Darüber hinaus ist aufgrund der Vielzahl von flüchtlingsrechtlich relevanten Übergriffen staatlicher Sicherheitskräfte - unabhängig von der Zuordnung der Milizen - von einer staatlichen Verfolgung auszugehen. Nach dem zur Verfügung stehenden Erkenntnismaterial gibt es keine Anhaltspunkte dafür, dass staatliche Stellen gegen diese Übergriffe strafrechtlich oder disziplinarisch vorgehen. Die Übergriffe sind damit nicht mehr als vereinzelte Exzesstaten von Amtswaltern zu werten, die dem Staat nicht zugerechnet werden können. Dort, wo der irakische Staat nicht selbst aktive Verfolgung betreibt, ist vielmehr von einer strukturellen staatlichen Duldung von Übergriffen auf LGBTQI-Personen auszugehen.

Für den Kläger besteht im Irak auch keine innerstaatliche Fluchtalternative ("interner Schutz"). Nach § 3e AsylG wird dem Ausländer die Flüchtlingseigenschaft nicht zuerkannt, wenn er in einem Teil seines Herkunftslandes keine begründete Furcht vor Verfolgung oder Zugang zu Schutz vor Verfolgung nach § 3d AsylG hat und sicher und legal in diesen Landesteil reisen kann, dort aufgenommen wird und vernünftigerweise erwartet werden kann, dass er sich dort niederlässt. Diese Voraussetzungen für die Annahme internen Schutzes sind für homosexuelle Männer im Irak nicht erfüllt (ebenso VG Leipzig und VG Kassel, jeweils a.a.O. und m.w.N.). Übergriffe auf Homosexuelle finden im ganzen Land statt, ohne dass staatliche Institutionen willens oder in der Lage sind, Schutz zu bieten (s. oben). Dies gilt insbesondere auch für die Region Kurdistan-Irak (RKI). Zwar sind dort schiitische Milizen, die außerhalb der RKI für zahlreiche Übergriffe gegen irakische LGBTQI-Personen verantwortlich sind, nicht präsent. Dennoch ist Homo-, Bi- und Transsexualität auch dort nach wie vor ein gesellschaftliches Tabu und wird von großen Teilen der Gesellschaft nicht toleriert.
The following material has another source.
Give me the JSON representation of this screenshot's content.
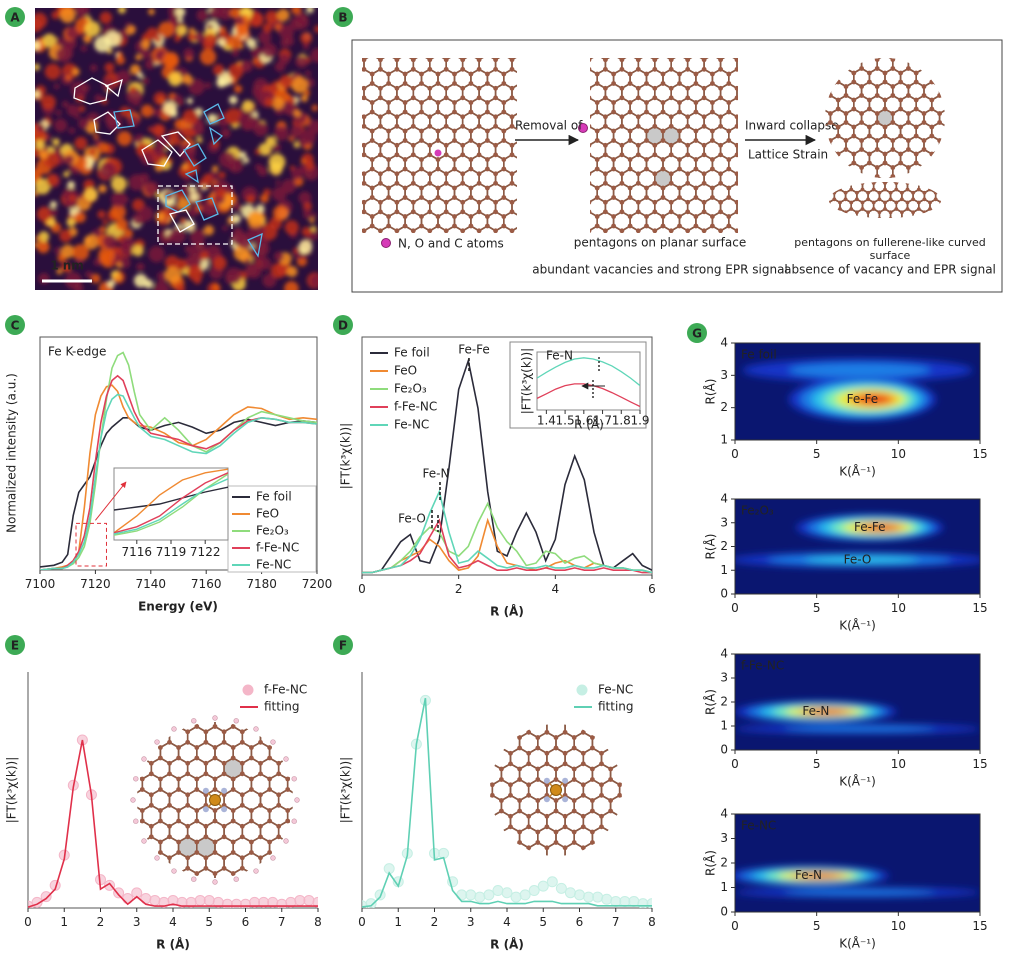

Berichtet wird von Belästigungen, physischen Übergriffen und Verhaftungen durch kurdische Sicherheitskräfte; dieses Vorgehen richtet sich u.a. gegen Frauen und Männer, deren Äußeres nicht als typisch weiblich bzw. typisch männlich wahrgenommen wird, oder auch gegen Personen, deren Homosexualität bekannt ist oder angenommen wird (vgl. zu allem BAMF, Länderkurzinformation Irak: SOGI - Sexuelle Orientierung und geschlechtliche Identität -, Situation von LGBTQI-Personen, Stand 09/2024, S. 6 f., und BFA, Länderinformation der Staatendokumentation Irak, Version 8, veröff. am 28.03.2024, S. 227 ff., jeweils mit Beispielen und m.w.N.).

Nach allem kann das Gericht offenlassen, ob der Kläger auch wegen der von ihm darüber hinaus vorgetragenen Konversion zum christlichen Glauben einen Anspruch auf Zuerkennung der Flüchtlingseigenschaft hat.

Da dem Kläger die Flüchtlingseigenschaft gemäß § 3 AsylG zuzuerkennen ist, ist auch die Abschiebungsandrohung rechtswidrig (vgl. § 34 Abs. 1 AsylG). Weil kein Anlass mehr besteht für eine Entscheidung über subsidiären Schutz und über Abschiebungsverbote, ist der Bescheid auch hinsichtlich dieser Entscheidungen aufzuheben (vgl. § 31 Abs. 2 und 3 AsylG). Gleiches gilt für die Entscheidung des Bundesamtes zum Einreise- und Aufenthaltsverbot (vgl. § 11 AufenthG).